Whenever I go somewhere new, I find myself creating mental maps of the place, both unconsciously (because I love maps, and it's instinctive) and deliberately (because it helps me get about). Another kind of map is a kind of map-plan which lays out the things I want to do in the order I want to do them. Being in San Francisco for only a few days means I have to do this quite carefully, observing the nearest points across the map and across the city and watch for ways to tighten the thread of my movements without the thread become tangled. Does that make sense? Perhaps not.
I had it in mind all week that one of the first things I would do in SF is go to the Museum of Modern Art, and funnily enough it was one of the first buildings I passed, getting a cab from the
Caltrain station to my hotel that first evening. Then, somehow, getting excited about the things to do and the great advice that various friends have given me, I left it off all my maps and forgot to do it. Today I got up
lateish and decided to jump on the Bart over to Montgomery and walk up through Chinatown to North Beach, specifically so I could go to City Lights and stop by at
Vesuvio, which was recommended to me by both Dave and Dustin.
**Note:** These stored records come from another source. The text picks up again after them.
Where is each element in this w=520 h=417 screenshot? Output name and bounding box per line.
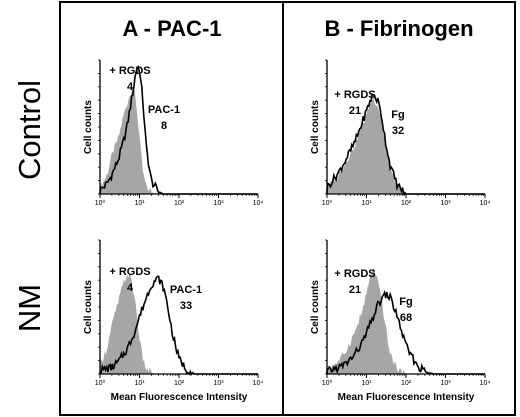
row-label-nm: NM — [12, 284, 47, 332]
x-axis-label: Mean Fluorescence Intensity — [111, 392, 248, 403]
figure-frame — [59, 1, 516, 416]
x-tick-label: 10³ — [213, 380, 224, 387]
annotation-label: Fg — [399, 296, 412, 308]
x-tick-label: 10¹ — [134, 200, 145, 207]
histogram-panel-3: 10⁰ 10¹ 10² 10³ 10⁴ Cell counts Mean Fluoresce… — [83, 239, 264, 403]
x-tick-label: 10¹ — [134, 380, 145, 387]
x-axis-label: Mean Fluorescence Intensity — [338, 392, 475, 403]
annotation-label: + RGDS — [109, 266, 150, 278]
y-axis-label: Cell counts — [310, 100, 321, 154]
y-axis-label: Cell counts — [83, 280, 94, 334]
x-tick-label: 10³ — [440, 380, 451, 387]
y-axis-label: Cell counts — [83, 100, 94, 154]
annotation-value: 4 — [127, 81, 134, 93]
x-tick-label: 10⁴ — [480, 200, 491, 207]
annotation-value: 21 — [349, 105, 361, 117]
histogram-panel-2: 10⁰ 10¹ 10² 10³ 10⁴ Cell counts + RGDS 21 Fg 32 — [310, 59, 491, 207]
x-tick-label: 10² — [174, 200, 185, 207]
annotation-label: PAC-1 — [148, 104, 180, 116]
x-tick-label: 10⁰ — [322, 199, 333, 207]
histogram-panel-4: 10⁰ 10¹ 10² 10³ 10⁴ Cell counts Mean Fluoresce… — [310, 239, 491, 403]
annotation-value: 8 — [161, 120, 167, 132]
x-tick-label: 10³ — [440, 200, 451, 207]
annotation-label: + RGDS — [109, 65, 150, 77]
x-tick-label: 10² — [174, 380, 185, 387]
annotation-label: + RGDS — [334, 268, 375, 280]
series-0-area — [327, 267, 485, 374]
x-tick-label: 10⁰ — [95, 199, 106, 207]
series-0-area — [327, 97, 485, 194]
x-tick-label: 10⁰ — [95, 379, 106, 387]
x-tick-label: 10² — [401, 200, 412, 207]
x-tick-label: 10⁴ — [253, 380, 264, 387]
annotation-value: 33 — [180, 300, 192, 312]
panel-title-b: B - Fibrinogen — [324, 16, 473, 41]
series-0-area — [100, 84, 258, 194]
panel-title-a: A - PAC-1 — [123, 16, 222, 41]
x-tick-label: 10¹ — [361, 380, 372, 387]
row-label-control: Control — [12, 80, 47, 180]
annotation-label: PAC-1 — [170, 284, 202, 296]
x-tick-label: 10⁴ — [253, 200, 264, 207]
annotation-label: + RGDS — [334, 89, 375, 101]
series-0-area — [100, 273, 258, 374]
x-tick-label: 10¹ — [361, 200, 372, 207]
x-tick-label: 10⁰ — [322, 379, 333, 387]
y-axis-label: Cell counts — [310, 280, 321, 334]
annotation-value: 68 — [400, 312, 412, 324]
annotation-value: 32 — [392, 125, 404, 137]
annotation-label: Fg — [391, 109, 404, 121]
x-tick-label: 10⁴ — [480, 380, 491, 387]
annotation-value: 21 — [349, 284, 361, 296]
histogram-panel-1: 10⁰ 10¹ 10² 10³ 10⁴ Cell counts + RGDS 4 PAC-1 8 — [83, 59, 264, 207]
x-tick-label: 10³ — [213, 200, 224, 207]
annotation-value: 4 — [127, 282, 134, 294]
x-tick-label: 10² — [401, 380, 412, 387]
Getting to Montgomery, I suddenly remembered that I had forgotten all about SFMOMA, but remembered that it was close by so tracked back and found it. I'm really glad I did. I didn't pay to go into the Picasso and American Art exhibition, and was disappointed to find that the photography work was out of bounds today, but I did spend a calming hour and a half walking through the cool, white curved corridors of the building, admiring the paintings. Seeing some was a revelation - Jasper Johns' Flag (below) occupies the same place in my subconscious as Kerouac's On The Road, a vital, instructive work which informed the tap-tap progression of my interests. Less pretentiously, I was about 14 when I discovered both the beats and the pop art painters, and both blew my mind.
Best of all in the
museum, though, was the magnificent exhibition of paintings by Brice
Marden, which took in his pavement style slabs of colour, more refined flag-style triptychs, his stunning Cold Mountain squiggles and pages from his notebooks, which were more jagged and erratic. The Cold Mountain paintings, and his amazing Study for the Muses (below) were the highlight. I spent about quarter of an hour following the lines, falling into a reverie. When I was little, besides drawing maps, I liked drawing mazes, and watching the
undulating curves of his work reminded me of the process of creating them.
Finished there, I walked up to City Lights. Crossing the door into the bookshop felt stupidly significant, like a step I was always going to make and finally did, which I suppose, in fact, is true. I went up to the poetry room and stood there in the silence, grinning, then went and touched all the books I read when I was a teenager - Ginsberg, Ferlinghetti, Faulkner, Kerouac, Wolfe, Hunter Thompson, Steinbeck, Burroughs.
I smiled when I saw a copy of David Berman's Actual Air out on the recommendations table, and thought of one his simpler lines - "half hours on earth / what are they worth? / I dunno". And I felt like I had a slightly better idea, now.